During the coal strike in Matewan when the company couldn't break the strike they hired a train load of Italian Immigrants and brought them to the mines.
The owners were unaware that Italians were sympathetic to organized labor and within a week they went out on strike with the locals. The owners then hired a train load of African Americans from Chicago and brought them to the mine.

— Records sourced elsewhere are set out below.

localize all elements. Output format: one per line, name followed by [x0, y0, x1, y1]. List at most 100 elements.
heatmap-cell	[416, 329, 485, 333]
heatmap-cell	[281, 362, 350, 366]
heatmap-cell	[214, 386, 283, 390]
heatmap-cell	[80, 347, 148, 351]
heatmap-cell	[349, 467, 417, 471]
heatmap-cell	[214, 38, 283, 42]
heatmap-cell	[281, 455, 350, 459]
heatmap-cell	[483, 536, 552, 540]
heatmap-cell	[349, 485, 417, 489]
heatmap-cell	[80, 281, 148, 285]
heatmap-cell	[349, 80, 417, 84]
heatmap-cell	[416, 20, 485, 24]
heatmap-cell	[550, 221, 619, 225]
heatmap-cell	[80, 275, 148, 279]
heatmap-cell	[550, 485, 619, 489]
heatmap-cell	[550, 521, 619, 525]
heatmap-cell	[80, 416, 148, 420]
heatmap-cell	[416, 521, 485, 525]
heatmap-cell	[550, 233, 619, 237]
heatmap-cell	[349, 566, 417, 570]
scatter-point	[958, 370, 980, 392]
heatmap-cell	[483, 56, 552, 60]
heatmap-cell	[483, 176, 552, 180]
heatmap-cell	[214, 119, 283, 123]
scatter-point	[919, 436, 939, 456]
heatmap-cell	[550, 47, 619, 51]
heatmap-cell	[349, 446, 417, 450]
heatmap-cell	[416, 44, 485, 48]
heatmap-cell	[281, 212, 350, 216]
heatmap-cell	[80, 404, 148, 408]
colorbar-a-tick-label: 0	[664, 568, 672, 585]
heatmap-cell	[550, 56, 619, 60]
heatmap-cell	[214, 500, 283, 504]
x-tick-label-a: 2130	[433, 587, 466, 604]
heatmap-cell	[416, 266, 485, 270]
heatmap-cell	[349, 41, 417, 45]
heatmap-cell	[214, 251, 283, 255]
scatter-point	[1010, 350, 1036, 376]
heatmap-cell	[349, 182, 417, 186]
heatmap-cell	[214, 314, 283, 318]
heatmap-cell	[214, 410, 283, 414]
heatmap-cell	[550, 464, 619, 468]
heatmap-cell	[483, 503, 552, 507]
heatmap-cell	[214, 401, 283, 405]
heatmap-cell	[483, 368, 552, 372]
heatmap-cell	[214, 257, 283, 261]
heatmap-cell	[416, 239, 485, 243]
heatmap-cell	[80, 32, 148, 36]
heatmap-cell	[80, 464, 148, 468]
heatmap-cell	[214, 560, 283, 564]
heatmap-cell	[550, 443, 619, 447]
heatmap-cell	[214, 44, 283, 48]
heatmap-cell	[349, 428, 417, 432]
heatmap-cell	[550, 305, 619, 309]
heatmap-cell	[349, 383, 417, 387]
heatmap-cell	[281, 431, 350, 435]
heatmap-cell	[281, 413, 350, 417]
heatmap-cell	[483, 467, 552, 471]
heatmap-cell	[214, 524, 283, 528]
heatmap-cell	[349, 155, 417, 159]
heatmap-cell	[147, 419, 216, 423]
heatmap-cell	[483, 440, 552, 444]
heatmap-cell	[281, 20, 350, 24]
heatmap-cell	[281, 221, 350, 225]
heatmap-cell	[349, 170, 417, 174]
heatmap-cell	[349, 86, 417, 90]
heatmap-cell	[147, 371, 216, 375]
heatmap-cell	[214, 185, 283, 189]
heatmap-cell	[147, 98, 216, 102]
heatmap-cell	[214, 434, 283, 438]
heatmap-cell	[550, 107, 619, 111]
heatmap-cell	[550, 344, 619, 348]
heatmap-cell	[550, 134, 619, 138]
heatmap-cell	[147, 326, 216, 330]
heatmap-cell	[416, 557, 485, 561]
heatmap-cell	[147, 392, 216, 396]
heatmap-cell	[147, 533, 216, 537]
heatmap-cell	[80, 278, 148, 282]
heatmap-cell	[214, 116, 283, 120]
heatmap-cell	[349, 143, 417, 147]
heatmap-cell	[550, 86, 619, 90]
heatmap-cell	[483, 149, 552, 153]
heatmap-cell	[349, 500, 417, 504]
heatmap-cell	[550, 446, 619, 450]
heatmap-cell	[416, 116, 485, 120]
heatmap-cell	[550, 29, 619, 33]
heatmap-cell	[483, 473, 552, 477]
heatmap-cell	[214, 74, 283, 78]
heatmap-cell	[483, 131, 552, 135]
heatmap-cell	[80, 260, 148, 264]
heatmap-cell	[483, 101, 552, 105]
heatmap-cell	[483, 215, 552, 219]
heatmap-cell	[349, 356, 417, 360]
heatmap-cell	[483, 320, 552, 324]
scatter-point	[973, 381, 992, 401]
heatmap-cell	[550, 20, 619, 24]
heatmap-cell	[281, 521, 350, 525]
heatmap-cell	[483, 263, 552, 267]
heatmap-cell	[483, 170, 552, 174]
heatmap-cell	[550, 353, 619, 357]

The company made a lot of noise about paying the African Americans the same wages as the white men. It was by design racist to split the union. The situation that we have in Arizona is very similar. The Arizona law is being used by both left and right as a wedge issue i.e. Abortion, gun control

It is no accident that immigration suddenly become the issue de juere just as Congress and the Administration decide to tackle immigration reform. Like health care reform, financial reform, the GM bankruptcy what you are promised going in is not what you will get coming out. Obama's plan wants to make it easier for foreign students earning advanced degrees to be employed while in the US. While at the same time giving the illegal Mexicans hoops to jump through, fees and fines to pay and classes to take. It's Mat ewan, it is a cynical game.

Arizona is a border state they have to deal with this problem everyday of the week. An estimated 400,000 illegals live in Arizona that is one in six of the population. Border control is a legitimate function of government and when I traveled to Europe the State Department advised me to keep my passport with me at all times and that if I was in an accident or had and issue I should make it known to the police that I was an American.

If I was from Puerto Rico and stopped by police I would have a drivers license issued by Puerto Rico. Probable cause is still in effect, accident,traffic stop etc. same as if I were from Samoa or Guam. I fully understand your position but I feel that because a law might appear racist if misused you can't assume racism because of it. Because there are racist police doesn't prove that all police are racist. Asking for and ID based on probable cause isn't racism while corporate manipulation of populations and wages is racism.